Hugh Frayne (November 8, 1869 – July 12, 1934) was an American labor leader. He worked for the American Federation of Labor in Pennsylvania and New York City. He was chairman of the labor division of the War Industries Board during World War I. He received the Distinguished Service Medal in 1922 for his service to the board.

==Early life==
Hugh Frayne was born on November 8, 1869, in Scranton, Pennsylvania, to Grace (née Deacon) and Michael Frayne. At the age of eight, he worked as a breaker boy in North Scranton. He traveled with Primrose and West as a minstrel.

==Career==
Frayne worked in the business of sheet metal for Ambrose Mulley and W. C. Cowles of Providence. He then worked for the Howley Brothers. He became an organizing member of the sheet metal union and served as general vice president of the sheet metal workers' organization from 1901 to 1904. He was a delegate to the Scranton Central Labor Union. He then worked as an organizer for the American Federation of Labor (AFL) in northeastern Pennsylvania for nine years until early 1910. In July 1910, he moved to AFL's New York office. His office was at 1416 Broadway.

In July 1917, President Woodrow Wilson appointed Frayne to the War Industries Board as a representative of labor. He organized the prison labor and national waste reclamation section of the board's labor division. He became chairman of the labor division and served until the board dissolved on January 1, 1919. He also served on the War Labor Policies Board organized by Felix Frankfurter to maintain industrial peace during the war. For his efforts in the board during World War I, he received the Distinguished Service Medal on May 17, 1922. He was active in prison reform work in New York City and received a gold medal from the National Committee on Prisons and Prison Labor in 1920. On November 11, 1920, he was appointed as a member of the military hospital commission. After William Green became president of the AFL, he worked as one of his aides.
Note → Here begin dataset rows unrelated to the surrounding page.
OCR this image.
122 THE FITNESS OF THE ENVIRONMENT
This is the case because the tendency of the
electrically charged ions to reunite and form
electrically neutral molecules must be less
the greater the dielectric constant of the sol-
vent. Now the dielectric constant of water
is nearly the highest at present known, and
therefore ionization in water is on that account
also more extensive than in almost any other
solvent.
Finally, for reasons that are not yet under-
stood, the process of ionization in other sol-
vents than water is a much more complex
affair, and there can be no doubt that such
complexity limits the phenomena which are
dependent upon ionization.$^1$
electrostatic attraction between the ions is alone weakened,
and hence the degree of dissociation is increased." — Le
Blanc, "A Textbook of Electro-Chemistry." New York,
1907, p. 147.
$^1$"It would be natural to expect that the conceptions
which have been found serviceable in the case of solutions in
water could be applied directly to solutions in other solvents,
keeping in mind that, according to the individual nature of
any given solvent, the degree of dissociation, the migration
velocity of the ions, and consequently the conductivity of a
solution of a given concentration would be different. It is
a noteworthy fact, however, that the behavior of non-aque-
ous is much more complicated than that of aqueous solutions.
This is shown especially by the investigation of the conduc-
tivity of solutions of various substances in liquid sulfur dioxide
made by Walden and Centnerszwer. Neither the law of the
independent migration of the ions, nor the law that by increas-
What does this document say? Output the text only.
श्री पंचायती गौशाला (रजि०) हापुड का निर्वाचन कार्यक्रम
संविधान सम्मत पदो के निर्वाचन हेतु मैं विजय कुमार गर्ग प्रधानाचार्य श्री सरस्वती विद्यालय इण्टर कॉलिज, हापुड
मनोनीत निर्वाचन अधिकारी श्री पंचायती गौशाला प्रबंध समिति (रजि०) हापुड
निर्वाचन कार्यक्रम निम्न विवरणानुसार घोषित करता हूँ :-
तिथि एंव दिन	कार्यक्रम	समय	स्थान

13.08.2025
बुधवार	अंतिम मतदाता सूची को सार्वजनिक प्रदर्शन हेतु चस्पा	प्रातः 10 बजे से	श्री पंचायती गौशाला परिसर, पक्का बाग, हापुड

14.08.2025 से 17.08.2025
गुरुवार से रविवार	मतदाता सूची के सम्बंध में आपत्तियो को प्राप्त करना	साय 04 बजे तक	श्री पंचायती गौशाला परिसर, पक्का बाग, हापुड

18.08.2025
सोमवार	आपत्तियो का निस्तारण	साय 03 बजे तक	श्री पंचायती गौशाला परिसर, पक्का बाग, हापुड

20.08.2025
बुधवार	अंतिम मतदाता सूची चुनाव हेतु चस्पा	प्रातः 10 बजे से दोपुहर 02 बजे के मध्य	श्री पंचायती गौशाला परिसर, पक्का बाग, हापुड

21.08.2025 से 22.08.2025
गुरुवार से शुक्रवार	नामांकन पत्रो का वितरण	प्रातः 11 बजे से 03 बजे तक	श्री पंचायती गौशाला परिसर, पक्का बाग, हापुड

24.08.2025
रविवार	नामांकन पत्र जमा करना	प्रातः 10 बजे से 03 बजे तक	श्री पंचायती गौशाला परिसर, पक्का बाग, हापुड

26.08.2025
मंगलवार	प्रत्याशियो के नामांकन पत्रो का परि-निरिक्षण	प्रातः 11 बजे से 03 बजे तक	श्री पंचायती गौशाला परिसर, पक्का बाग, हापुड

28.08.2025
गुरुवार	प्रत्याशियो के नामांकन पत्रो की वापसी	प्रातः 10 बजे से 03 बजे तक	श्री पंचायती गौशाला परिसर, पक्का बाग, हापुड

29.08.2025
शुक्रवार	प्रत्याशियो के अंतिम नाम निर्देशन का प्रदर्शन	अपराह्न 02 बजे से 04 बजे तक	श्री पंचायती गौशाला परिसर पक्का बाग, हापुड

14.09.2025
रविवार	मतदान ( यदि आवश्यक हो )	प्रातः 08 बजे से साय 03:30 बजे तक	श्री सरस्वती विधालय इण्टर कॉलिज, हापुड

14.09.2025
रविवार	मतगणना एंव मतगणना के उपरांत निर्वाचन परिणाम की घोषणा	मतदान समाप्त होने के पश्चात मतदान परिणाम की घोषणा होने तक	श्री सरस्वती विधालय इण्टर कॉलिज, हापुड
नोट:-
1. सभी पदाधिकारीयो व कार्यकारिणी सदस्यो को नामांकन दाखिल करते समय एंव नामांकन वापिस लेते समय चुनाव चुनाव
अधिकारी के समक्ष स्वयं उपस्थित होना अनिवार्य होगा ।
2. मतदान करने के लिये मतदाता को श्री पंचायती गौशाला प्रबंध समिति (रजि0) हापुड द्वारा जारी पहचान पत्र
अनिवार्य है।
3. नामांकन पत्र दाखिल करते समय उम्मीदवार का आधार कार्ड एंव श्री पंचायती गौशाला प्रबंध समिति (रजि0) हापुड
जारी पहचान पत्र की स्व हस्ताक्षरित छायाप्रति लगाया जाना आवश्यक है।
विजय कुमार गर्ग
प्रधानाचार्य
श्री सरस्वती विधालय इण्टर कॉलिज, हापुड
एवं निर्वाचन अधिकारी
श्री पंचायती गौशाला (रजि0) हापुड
In December 1932, he was one of three receivers who took control of the New York local of the Motion Picture Operators Union.

Frayne was director of the National Tuberculosis Association and a trustee of the Near East Relief.

==Personal life==
Frayne married Mary E. Cawley on November 8, 1869. They had three sons, Joseph, John and Hugh Jr. He was friends with Samuel Gompers and William Green. He was a dancer. Later in life, he lived primarily in New York City, but also maintained a home at 1645 North Church Avenue in Scranton.

Frayne had an operation. Ten days later, on July 12, 1934, he died at Wickersham Hospital in New York City. He was interred at Cathedral Cemetery in Scranton. Labor leaders William Green and Thomas Kennedy attended his funeral.